I have a kafka topic that has protobuf message of format:
message CreditTransaction {
string date = 1;
float amount = 2;
}
message DebitTransaction {
string date = 1;
float amount = 2;
}
...
.. # other message definitions
message TransactionEvent {
oneof event {
CreditTransaction credit = 1;
DebitTransaction debit = 2;
Trade trade = 3;
....
..# other fields
}
};
Using pyspark-streaming, when I am trying to use ParseFromString
method to parse it, its giving me error:
File "./google.zip/google/protobuf/message.py", line 202, in ParseFromString
return self.MergeFromString(serialized)
File "./google.zip/google/protobuf/internal/python_message.py", line 1128, in MergeFromString
if self._InternalParse(serialized, 0, length) != length:
File "./google.zip/google/protobuf/internal/python_message.py", line 1178, in InternalParse
raise message_mod.DecodeError('Field number 0 is illegal.')
google.protobuf.message.DecodeError: Field number 0 is illegal.
Is it because the message TransactionEvent has only a single field and that too oneof
type ?
I tried to add a dummy int64 id field also
message TransactionEvent {
int64 id = 1;
oneof event {
CreditTransaction credit = 2;
DebitTransaction debit = 3;
Trade trade = 4;
....
..# other fields
}
};
but still the same error.
Code I am using:
def parse_protobuf_from_bytes(msg_bytes):
msg = schema_pb2.MarketDataEvent()
msg.ParseFromString(msg_bytes)
eventStr = msg.WhichOneof("event")
if eventStr=="credit":
# some code
elif eventStr=="debit":
# some code
return str(concatenatedFieldsValue)
parse_protobuf = udf(lambda x: parse_protobuf_from_bytes(x), StringType())
kafka_conf = {
"kafka.bootstrap.servers": "kafka.broker.com:9092",
"checkpointLocation": "/user/aiman/checkpoint/kafka_local/transactions",
"subscribe": "TRANSACTIONS",
"startingOffsets": "earliest",
"enable.auto.commit": False,
"value.deserializer": "ByteArrayDeserializer",
"group.id": "my-group"
}
df = spark.readStream \
.format("kafka") \
.options(**kafka_conf) \
.load()
data = df.selectExpr("offset","CAST(key AS STRING)", "value") \
.withColumn("event", parse_protobuf(col("value")))
df2 = data.select(col("offset"),col("event"))

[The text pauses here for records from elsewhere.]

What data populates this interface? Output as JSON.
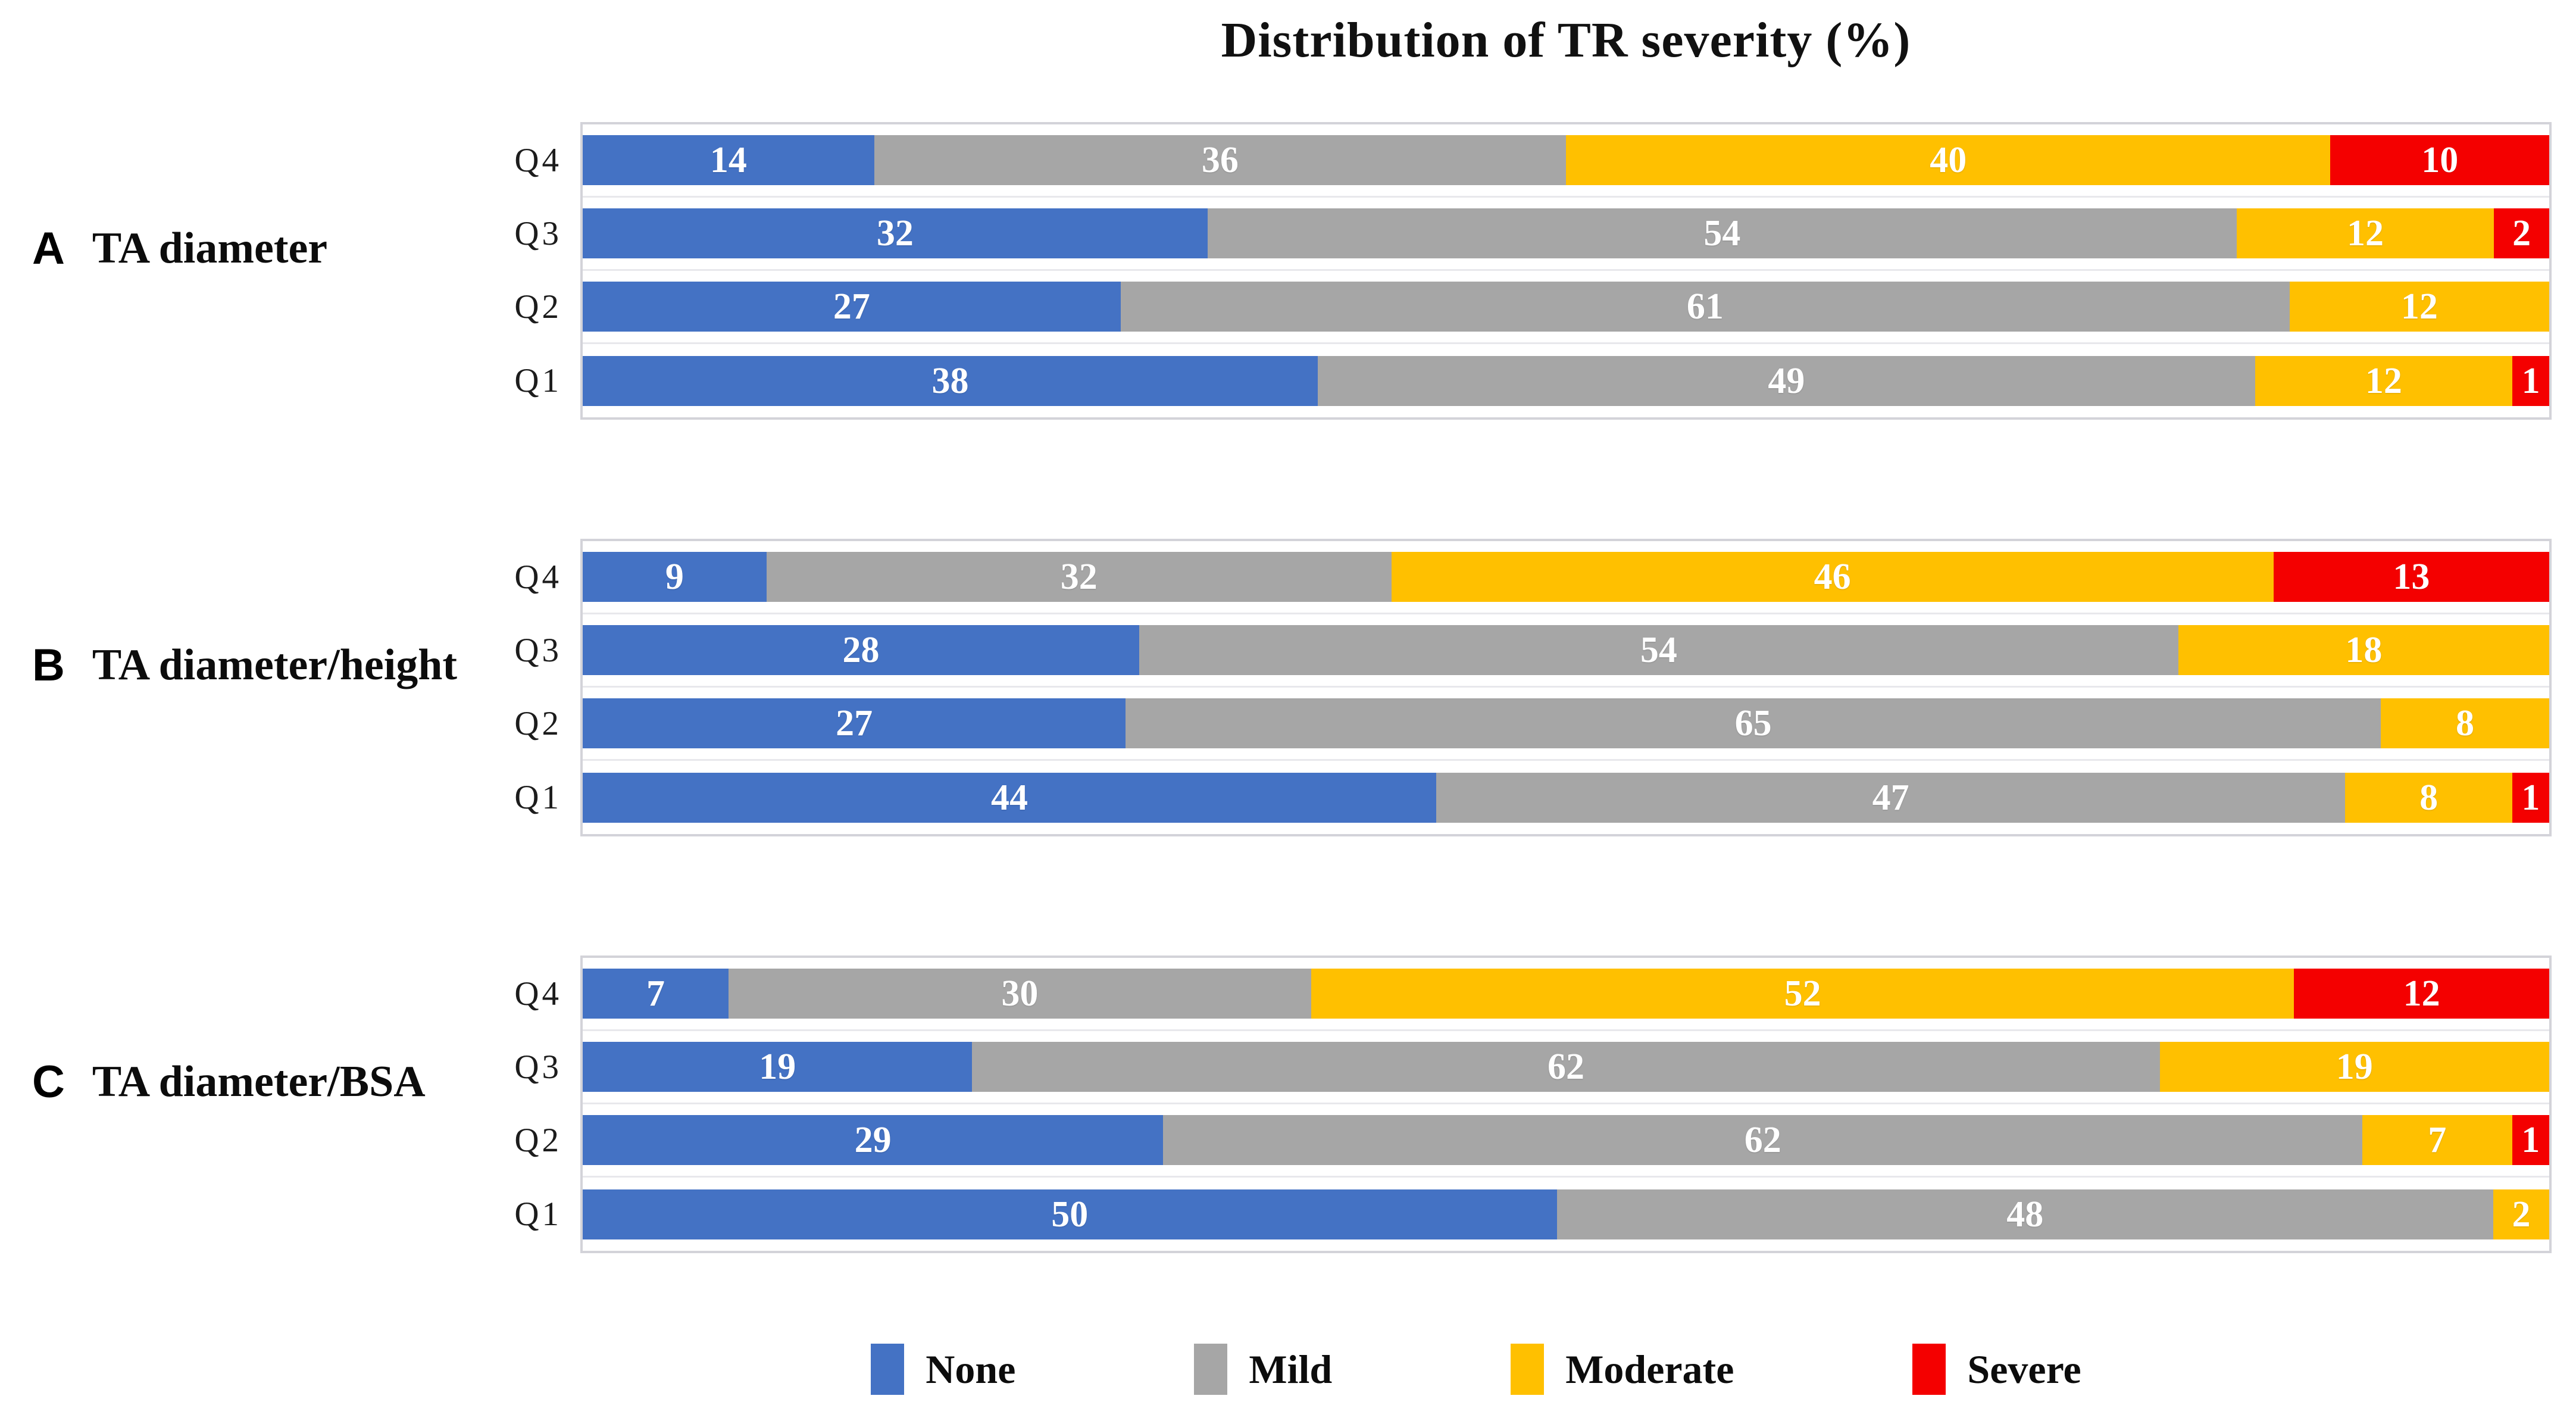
{
  "chart_data": {
    "type": "bar",
    "variant": "stacked-horizontal-100pct",
    "title": "Distribution of TR severity (%)",
    "legend_position": "bottom",
    "grid": false,
    "axis_range": [
      0,
      100
    ],
    "severities": [
      {
        "label": "None",
        "color": "#4472C4"
      },
      {
        "label": "Mild",
        "color": "#A6A6A6"
      },
      {
        "label": "Moderate",
        "color": "#FFC000"
      },
      {
        "label": "Severe",
        "color": "#F40000"
      }
    ],
    "panels": [
      {
        "letter": "A",
        "label": "TA diameter",
        "categories": [
          "Q4",
          "Q3",
          "Q2",
          "Q1"
        ],
        "rows": [
          {
            "label": "Q4",
            "values": [
              14,
              36,
              40,
              10
            ]
          },
          {
            "label": "Q3",
            "values": [
              32,
              54,
              12,
              2
            ]
          },
          {
            "label": "Q2",
            "values": [
              27,
              61,
              12,
              0
            ]
          },
          {
            "label": "Q1",
            "values": [
              38,
              49,
              12,
              1
            ]
          }
        ]
      },
      {
        "letter": "B",
        "label": "TA diameter/height",
        "categories": [
          "Q4",
          "Q3",
          "Q2",
          "Q1"
        ],
        "rows": [
          {
            "label": "Q4",
            "values": [
              9,
              32,
              46,
              13
            ]
          },
          {
            "label": "Q3",
            "values": [
              28,
              54,
              18,
              0
            ]
          },
          {
            "label": "Q2",
            "values": [
              27,
              65,
              8,
              0
            ]
          },
          {
            "label": "Q1",
            "values": [
              44,
              47,
              8,
              1
            ]
          }
        ]
      },
      {
        "letter": "C",
        "label": "TA diameter/BSA",
        "categories": [
          "Q4",
          "Q3",
          "Q2",
          "Q1"
        ],
        "rows": [
          {
            "label": "Q4",
            "values": [
              7,
              30,
              52,
              12
            ]
          },
          {
            "label": "Q3",
            "values": [
              19,
              62,
              19,
              0
            ]
          },
          {
            "label": "Q2",
            "values": [
              29,
              62,
              7,
              1
            ]
          },
          {
            "label": "Q1",
            "values": [
              50,
              48,
              2,
              0
            ]
          }
        ]
      }
    ]
  }
}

If I am just printing the bytes without parsing, I am getting this:
-------------------------------------------
Batch: 0
-------------------------------------------
+-------+-----------------------------------------------------------------------------------------------------------------------------------------------------------------------------------------------------------------------------------------------------------------------------------------------------------------------------------------------------------------------------------------------------------------------------------------------------------------------------------------------------------------------------+
|offset |event |
+-------+-----------------------------------------------------------------------------------------------------------------------------------------------------------------------------------------------------------------------------------------------------------------------------------------------------------------------------------------------------------------------------------------------------------------------------------------------------------------------------------------------------------------------------+
|7777777|bytearray(b'\x00\x00\x00\x00\xc2\x02\x0e\x1a]\n\x11RIOT_230120P35.00\x10\x80\xa6\xae\x82\xd9\xed\xf1\xfe\x16\x18\xcd\xd9\xd9\x82\xd9\xed\xf1\xfe\x16 \xe2\xf7\xd9\x82\xd9\xed\xf1\xfe\x16(\x95\xa2\xed\xff\xd9\xed\xf1\xfe\x160\x8c\xaa\xed\xff\xd9\xed\xf1\xfe\x168\x80\xd1\xb6\xc1\x0b@\xc0\x8d\xa3\xba\x0bH\x19P\x04Z\x02Q_b\x02A_') |
+-------+-----------------------------------------------------------------------------------------------------------------------------------------------------------------------------------------------------------------------------------------------------------------------------------------------------------------------------------------------------------------------------------------------------------------------------------------------------------------------------------------------------------------------------+